Which is a remarkably polite way of asking what git hasn’t heard of the Holocene Climate Optimum, especially if they work in the field.

Also, to get all technical, the story eventually says that:

“While 2024 has been extremely warm, what kicked this week into new territory was a warmer-than-usual Antarctic winter, with temperatures 6 to 10 degrees Celsius (10.8 to 18 degrees Fahrenheit) warmer than normal, [Carlo Buontempo, the director of the European climate service Copernicus] said. The same thing happened on the southern continent last year when the record was set in early July. If it weren’t for Antarctica, it’s likely the record would not have been broken, Buontempo said.”

So Antarctica is blazing away and the rest of the planet isn’t? it would explain a lot, but not why you all call this stuff global warming.

P.S. How do they really know what temperature it is in Antarctica? Despite the distortion of conventional Mercator maps, it’s actually pretty big, some 14.2 million square kilometres (or 5.5 million square miles), nearly half again as big as Europe. And it contains exactly how many weather stations? Right. One hundred and thirty-seven so one for every 40,000 square miles or so.
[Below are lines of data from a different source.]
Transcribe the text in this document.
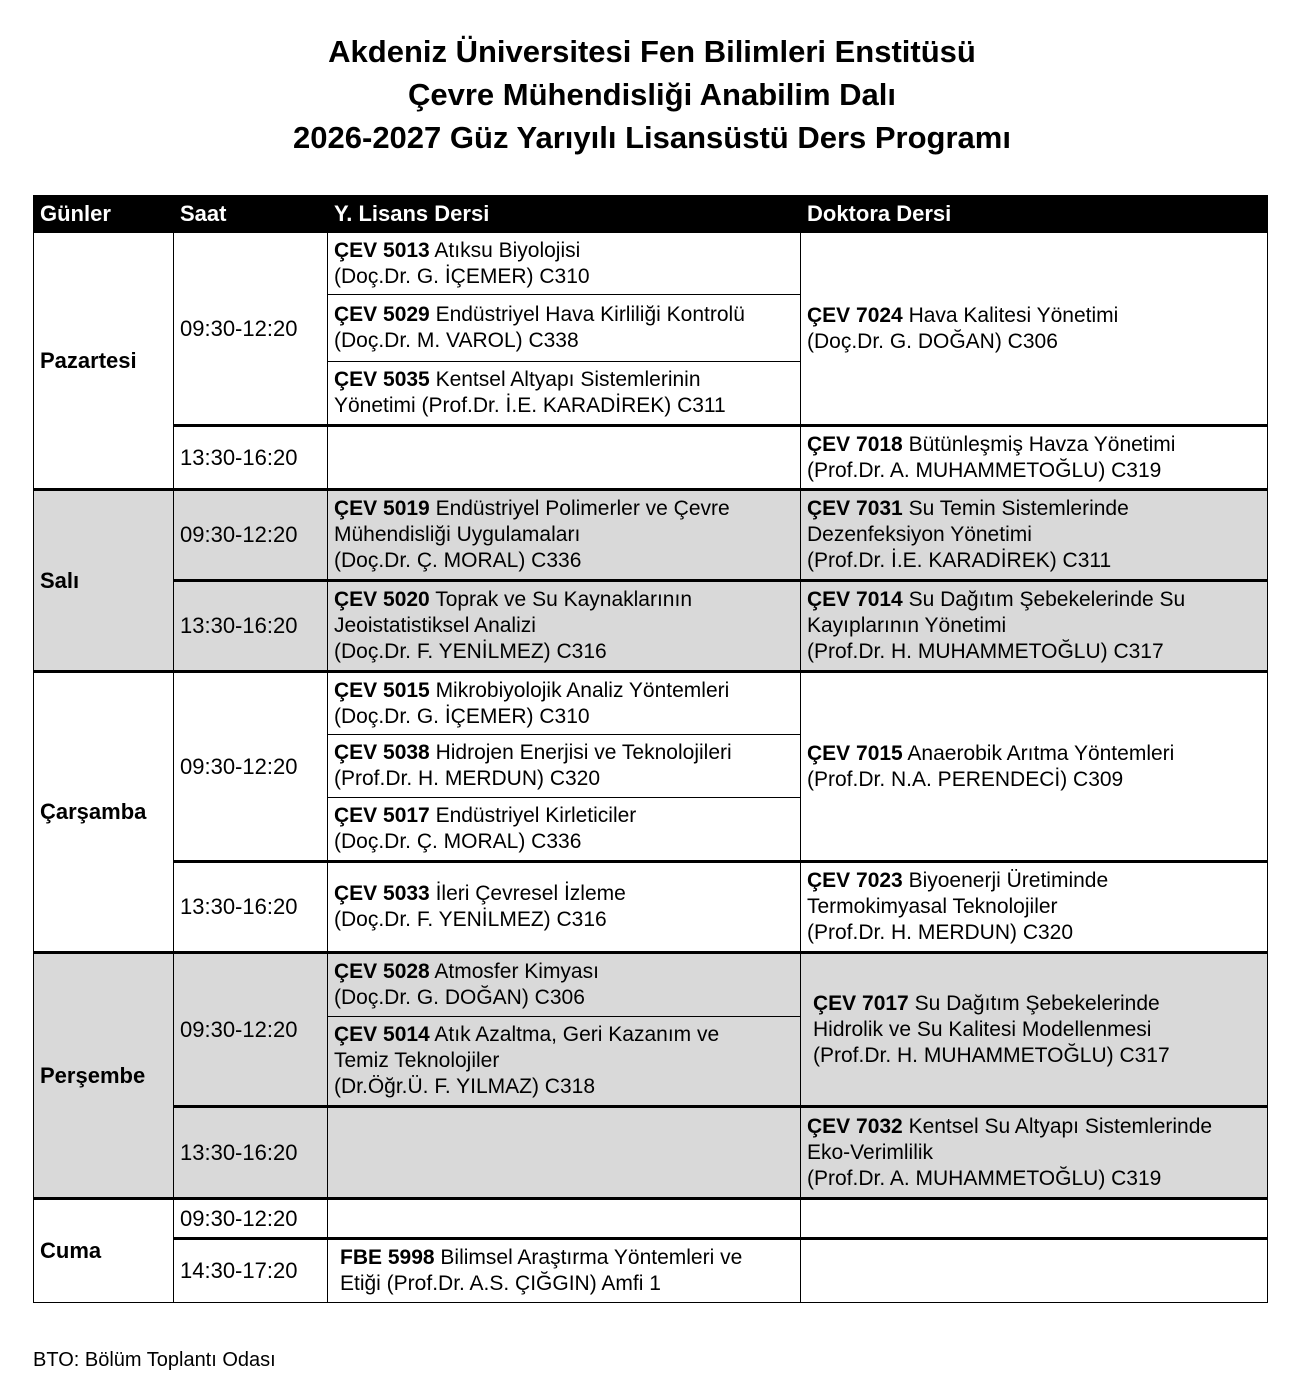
Akdeniz Üniversitesi Fen Bilimleri Enstitüsü
Çevre Mühendisliği Anabilim Dalı
2026-2027 Güz Yarıyılı Lisansüstü Ders Programı
Günler	Saat	Y. Lisans Dersi	Doktora Dersi
Pazartesi	09:30-12:20	ÇEV 5013 Atıksu Biyolojisi
(Doç.Dr. G. İÇEMER) C310	ÇEV 7024 Hava Kalitesi Yönetimi
(Doç.Dr. G. DOĞAN) C306
		ÇEV 5029 Endüstriyel Hava Kirliliği Kontrolü
(Doç.Dr. M. VAROL) C338	
		ÇEV 5035 Kentsel Altyapı Sistemlerinin
Yönetimi (Prof.Dr. İ.E. KARADİREK) C311	
	13:30-16:20		ÇEV 7018 Bütünleşmiş Havza Yönetimi
(Prof.Dr. A. MUHAMMETOĞLU) C319
Salı	09:30-12:20	ÇEV 5019 Endüstriyel Polimerler ve Çevre
Mühendisliği Uygulamaları
(Doç.Dr. Ç. MORAL) C336	ÇEV 7031 Su Temin Sistemlerinde
Dezenfeksiyon Yönetimi
(Prof.Dr. İ.E. KARADİREK) C311
	13:30-16:20	ÇEV 5020 Toprak ve Su Kaynaklarının
Jeoistatistiksel Analizi
(Doç.Dr. F. YENİLMEZ) C316	ÇEV 7014 Su Dağıtım Şebekelerinde Su
Kayıplarının Yönetimi
(Prof.Dr. H. MUHAMMETOĞLU) C317
Çarşamba	09:30-12:20	ÇEV 5015 Mikrobiyolojik Analiz Yöntemleri
(Doç.Dr. G. İÇEMER) C310	ÇEV 7015 Anaerobik Arıtma Yöntemleri
(Prof.Dr. N.A. PERENDECİ) C309
		ÇEV 5038 Hidrojen Enerjisi ve Teknolojileri
(Prof.Dr. H. MERDUN) C320	
		ÇEV 5017 Endüstriyel Kirleticiler
(Doç.Dr. Ç. MORAL) C336	
	13:30-16:20	ÇEV 5033 İleri Çevresel İzleme
(Doç.Dr. F. YENİLMEZ) C316	ÇEV 7023 Biyoenerji Üretiminde
Termokimyasal Teknolojiler
(Prof.Dr. H. MERDUN) C320
Perşembe	09:30-12:20	ÇEV 5028 Atmosfer Kimyası
(Doç.Dr. G. DOĞAN) C306	ÇEV 7017 Su Dağıtım Şebekelerinde
Hidrolik ve Su Kalitesi Modellenmesi
(Prof.Dr. H. MUHAMMETOĞLU) C317
		ÇEV 5014 Atık Azaltma, Geri Kazanım ve
Temiz Teknolojiler
(Dr.Öğr.Ü. F. YILMAZ) C318	
	13:30-16:20		ÇEV 7032 Kentsel Su Altyapı Sistemlerinde
Eko-Verimlilik
(Prof.Dr. A. MUHAMMETOĞLU) C319
Cuma	09:30-12:20		
	14:30-17:20	FBE 5998 Bilimsel Araştırma Yöntemleri ve
Etiği (Prof.Dr. A.S. ÇIĞGIN) Amfi 1	
BTO: Bölüm Toplantı Odası
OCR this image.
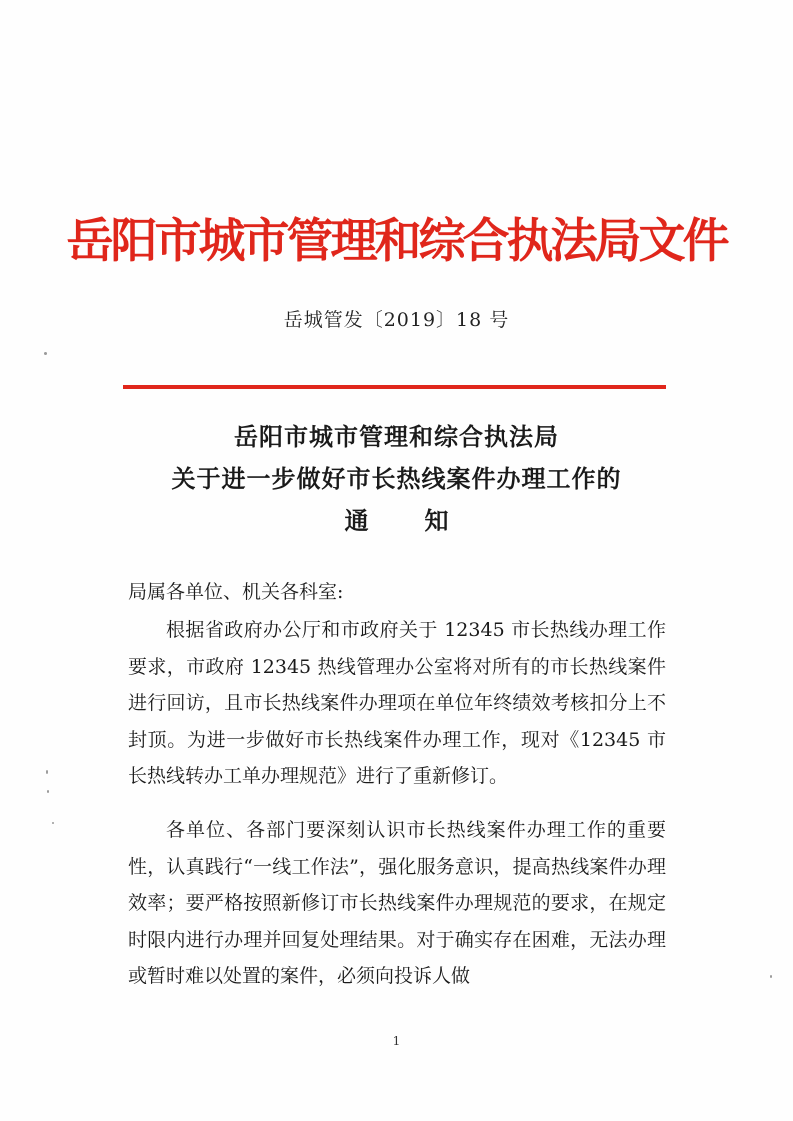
岳阳市城市管理和综合执法局文件
岳城管发〔2019〕18 号
岳阳市城市管理和综合执法局
关于进一步做好市长热线案件办理工作的
通知
局属各单位、机关各科室:

根据省政府办公厅和市政府关于 12345 市长热线办理工作要求，市政府 12345 热线管理办公室将对所有的市长热线案件进行回访，且市长热线案件办理项在单位年终绩效考核扣分上不封顶。为进一步做好市长热线案件办理工作，现对《12345 市长热线转办工单办理规范》进行了重新修订。

各单位、各部门要深刻认识市长热线案件办理工作的重要性，认真践行“一线工作法”，强化服务意识，提高热线案件办理效率；要严格按照新修订市长热线案件办理规范的要求，在规定时限内进行办理并回复处理结果。对于确实存在困难，无法办理或暂时难以处置的案件，必须向投诉人做

1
6 comments on “Hottest day never”

  1. I suspect that the Hunga-Tonga eruption of January 1922 (https://en.wikipedia.org/wiki/2022_Hunga_Tonga%E2%80%93Hunga_Ha%CA%BBapai_eruption_and_tsunami) is largely responsible for the mild winters of the last two years and the current hot, humid summer. If Mother Nature decides to throw 50 million tones of water vapour into the stratosphere it will have a greenhouse effect orders of magniture greater than anything that CO2 can do. Moreover, the greenhouse effect is likely to last for several years yet since water vapour in the stratosphere tends to stay up there for a long, long time.
    Now let's see how long it will take for some journalist to blame Hunga-Tonga on human activity.

  2. I live in South Texas and we are having a fairly cool summer here. Obviously the data supporting the "hottest day ever" claim did not include us.

  3. For much of the historical record, temperatures were measured to the nearest 1deg F (The longest records are from England). I.e. with 0 significant decimal figures because it was impossible to accurately 'eyeball' temperatures to 1/10th degree. Today with electronic instruments, temperatures are measured to the nearest 1/10th deg C--two significant decimal places. The rule of dividing significant figures is the result is only as significant as the LEAST significant data point. I.e. in the case of temperature data only whole degrees F. If you assume that all temperatures recorded since the 17th century were to the nearest 1/10th degree C, then your mean temperature can only be significant to the nearest 1/10th deg C. Since the majority of observations before World War 2 were in the Anglosphere, where measurements were recorded to whole degrees F, by the rules of working with significant figures, any claim that the world is warmer or colder by anything less than a whole degree F, is just plain lying.